Notte di freddo (e odori)

Non c’era più un paio d’occhi disposti all’attenzione tra un fiore colto e l’altro, e non importa quanto lungo fosse il tempo in mezzo. Quella notte di freddo, con te che non avevi sguardi, d’un tratto mi sembrò di tornare dentro un’ora segreta, in mezzo alla nuvola ostile dell’odore di pellame, nella stanza con mia madre mentre mettevamo insieme i due pezzi d’ogni tomaia di mocassino.
Lavoravamo quando la casa si faceva vuota, ogni giorno per un mese e più, fino a farne centocinquanta, di paia, duecento se veniva ad aiutarci la nonna. E allora sì che avevano senso i soldi, se arrivavano sufficienti per l’ultima bolletta rimasta e prima che ce ne fossero di nuove.
Lei si faceva lasciare il nostro totale di scarpe a casa di Filomena. Andavamo a prenderne poche per volta, due piccoli sacchi, e poche per volta portavamo a Filomena quelle fatte, perché nessuno doveva sapere. O, più esattamente, lei assolutamente non voleva sapere che altri sapevano: come se in tal modo potessimo garantirci che mio padre non sarebbe venuto a conoscenza di quel che facevamo, ché non l’aggradava. Ed era l’aspetto più penoso, questo, il più difficile da ridare a una qualche logica infantile. Per il resto, a parte l’odore, tutto bene. Avevo imparato anch’io a lavorare come si deve, dopo poco, e com’ero diventata veloce. Il difficile stava nello stringere bene ogni punto e, a ogni punto, io tiravo su il filo con un colpo secco, come uno strappo, fortissimo.
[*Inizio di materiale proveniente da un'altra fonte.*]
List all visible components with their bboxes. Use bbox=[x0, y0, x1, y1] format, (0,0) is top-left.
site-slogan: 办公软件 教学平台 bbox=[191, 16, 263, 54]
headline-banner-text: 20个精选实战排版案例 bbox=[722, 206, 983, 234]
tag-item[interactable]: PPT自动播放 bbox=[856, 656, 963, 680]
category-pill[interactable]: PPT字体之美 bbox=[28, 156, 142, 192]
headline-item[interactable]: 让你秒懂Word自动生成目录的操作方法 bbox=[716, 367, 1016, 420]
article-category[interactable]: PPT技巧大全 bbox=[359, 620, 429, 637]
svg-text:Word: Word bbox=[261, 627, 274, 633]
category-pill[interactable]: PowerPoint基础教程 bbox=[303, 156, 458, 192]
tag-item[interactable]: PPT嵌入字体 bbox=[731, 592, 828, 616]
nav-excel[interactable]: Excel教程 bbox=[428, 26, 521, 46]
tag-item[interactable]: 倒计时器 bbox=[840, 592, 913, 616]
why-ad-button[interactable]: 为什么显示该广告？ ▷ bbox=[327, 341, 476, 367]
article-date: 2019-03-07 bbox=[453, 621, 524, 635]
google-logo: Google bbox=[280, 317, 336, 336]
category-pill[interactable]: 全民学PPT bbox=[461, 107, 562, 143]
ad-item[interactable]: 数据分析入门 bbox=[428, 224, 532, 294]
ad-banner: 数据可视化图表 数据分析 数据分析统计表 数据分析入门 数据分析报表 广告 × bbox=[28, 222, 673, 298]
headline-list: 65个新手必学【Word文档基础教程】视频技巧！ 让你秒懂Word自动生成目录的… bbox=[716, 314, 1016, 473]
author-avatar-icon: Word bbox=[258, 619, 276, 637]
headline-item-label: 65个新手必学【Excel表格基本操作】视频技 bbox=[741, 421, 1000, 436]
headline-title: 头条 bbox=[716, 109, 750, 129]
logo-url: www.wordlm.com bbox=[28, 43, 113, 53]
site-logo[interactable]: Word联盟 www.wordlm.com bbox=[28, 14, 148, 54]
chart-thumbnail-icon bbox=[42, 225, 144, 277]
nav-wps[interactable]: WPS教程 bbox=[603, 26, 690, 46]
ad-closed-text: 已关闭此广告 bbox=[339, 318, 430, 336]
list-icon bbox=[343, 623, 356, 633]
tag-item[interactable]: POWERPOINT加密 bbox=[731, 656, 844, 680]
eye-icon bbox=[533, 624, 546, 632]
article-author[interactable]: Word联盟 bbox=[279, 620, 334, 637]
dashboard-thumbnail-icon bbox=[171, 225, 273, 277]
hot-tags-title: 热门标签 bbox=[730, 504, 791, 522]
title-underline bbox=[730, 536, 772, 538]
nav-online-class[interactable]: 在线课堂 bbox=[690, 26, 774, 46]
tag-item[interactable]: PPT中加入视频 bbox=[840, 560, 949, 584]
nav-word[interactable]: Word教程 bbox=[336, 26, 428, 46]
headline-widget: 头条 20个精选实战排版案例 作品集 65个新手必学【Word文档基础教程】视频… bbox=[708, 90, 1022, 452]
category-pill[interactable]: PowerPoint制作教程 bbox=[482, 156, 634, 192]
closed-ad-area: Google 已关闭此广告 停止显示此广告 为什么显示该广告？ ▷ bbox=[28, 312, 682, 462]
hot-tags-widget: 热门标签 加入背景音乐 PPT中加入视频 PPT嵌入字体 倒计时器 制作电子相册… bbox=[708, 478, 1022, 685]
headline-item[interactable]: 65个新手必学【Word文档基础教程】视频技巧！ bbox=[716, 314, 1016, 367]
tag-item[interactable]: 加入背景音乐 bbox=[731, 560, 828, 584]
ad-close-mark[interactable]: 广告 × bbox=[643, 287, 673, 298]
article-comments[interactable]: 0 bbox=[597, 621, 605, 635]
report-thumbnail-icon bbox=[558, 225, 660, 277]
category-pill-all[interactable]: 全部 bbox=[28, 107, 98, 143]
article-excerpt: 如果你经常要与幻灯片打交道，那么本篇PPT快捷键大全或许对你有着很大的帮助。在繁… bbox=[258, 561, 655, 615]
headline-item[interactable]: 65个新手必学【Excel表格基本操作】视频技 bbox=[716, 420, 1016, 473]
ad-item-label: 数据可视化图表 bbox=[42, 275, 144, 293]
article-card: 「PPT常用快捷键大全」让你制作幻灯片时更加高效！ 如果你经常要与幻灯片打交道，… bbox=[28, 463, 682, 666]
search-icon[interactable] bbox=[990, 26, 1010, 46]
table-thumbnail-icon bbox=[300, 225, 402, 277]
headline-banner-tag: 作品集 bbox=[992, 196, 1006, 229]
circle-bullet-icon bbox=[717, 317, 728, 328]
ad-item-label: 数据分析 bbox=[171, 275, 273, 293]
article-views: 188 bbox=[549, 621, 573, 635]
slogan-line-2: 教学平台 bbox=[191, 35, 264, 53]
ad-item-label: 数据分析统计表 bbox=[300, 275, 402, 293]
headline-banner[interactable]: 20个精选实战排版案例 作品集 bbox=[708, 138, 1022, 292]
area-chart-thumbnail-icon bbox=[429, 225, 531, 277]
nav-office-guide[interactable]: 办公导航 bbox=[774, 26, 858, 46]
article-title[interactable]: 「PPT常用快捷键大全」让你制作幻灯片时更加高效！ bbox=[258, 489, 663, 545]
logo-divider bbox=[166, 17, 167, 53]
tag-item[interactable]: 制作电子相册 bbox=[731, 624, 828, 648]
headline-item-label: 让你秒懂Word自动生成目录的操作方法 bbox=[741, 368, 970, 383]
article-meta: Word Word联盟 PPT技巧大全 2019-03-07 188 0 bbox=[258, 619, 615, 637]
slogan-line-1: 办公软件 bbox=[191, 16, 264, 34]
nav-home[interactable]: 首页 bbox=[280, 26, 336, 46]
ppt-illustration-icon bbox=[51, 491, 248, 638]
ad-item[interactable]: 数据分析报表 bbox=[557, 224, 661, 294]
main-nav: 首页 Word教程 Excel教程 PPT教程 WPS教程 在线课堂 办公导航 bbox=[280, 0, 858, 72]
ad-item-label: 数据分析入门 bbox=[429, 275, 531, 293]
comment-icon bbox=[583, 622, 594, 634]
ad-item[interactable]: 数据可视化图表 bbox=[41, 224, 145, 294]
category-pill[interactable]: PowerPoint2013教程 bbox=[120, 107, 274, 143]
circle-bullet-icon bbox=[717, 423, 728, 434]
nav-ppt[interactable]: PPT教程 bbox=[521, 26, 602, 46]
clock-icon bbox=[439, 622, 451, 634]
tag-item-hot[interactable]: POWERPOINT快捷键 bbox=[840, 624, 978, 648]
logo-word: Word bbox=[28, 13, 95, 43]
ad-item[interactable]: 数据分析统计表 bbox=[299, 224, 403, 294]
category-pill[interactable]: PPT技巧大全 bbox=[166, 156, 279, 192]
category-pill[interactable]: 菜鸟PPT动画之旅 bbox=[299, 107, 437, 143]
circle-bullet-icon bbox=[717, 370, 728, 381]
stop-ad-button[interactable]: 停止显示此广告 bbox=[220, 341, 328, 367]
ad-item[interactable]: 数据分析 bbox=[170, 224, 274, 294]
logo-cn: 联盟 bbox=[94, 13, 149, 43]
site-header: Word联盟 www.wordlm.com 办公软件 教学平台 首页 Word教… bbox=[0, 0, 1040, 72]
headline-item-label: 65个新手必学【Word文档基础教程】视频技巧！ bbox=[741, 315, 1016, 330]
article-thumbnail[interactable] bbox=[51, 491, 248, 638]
Però, ricordo zero di come si componessero i punti, non ne saprei rifare ora, di nessun tipo. In verità, a volte mi pare d’aver dimenticato tutto di quel nero lavoro di mia madre e di me aiutante, tutto davvero, se non fosse per quell’odore pungente quando torna e rifà qua e là qualche lampo all’indietro. E come esagera, poi, come s’allunga. Lo sento andare molto oltre la mia fine ignota e vicinissima. Con esso, pochi preziosi altri – alcuni buoni, alcuni cattivi. Talvolta tornano tutti insieme, ma non sovente.
Per esempio, avvenne più tardi poi quella notte che tu avevi perso anche l’ultimo sguardo che può liberare, o trattenere, o aspettare. Strano effetto, tutto: non c’era una mancanza a respirarmi e neppure un suono narrante, non il solito battito qui nel polso, una pur lieve carezza e, un minimo, il sorridersi. Ma anche questo: già sembra di qualche vita fa.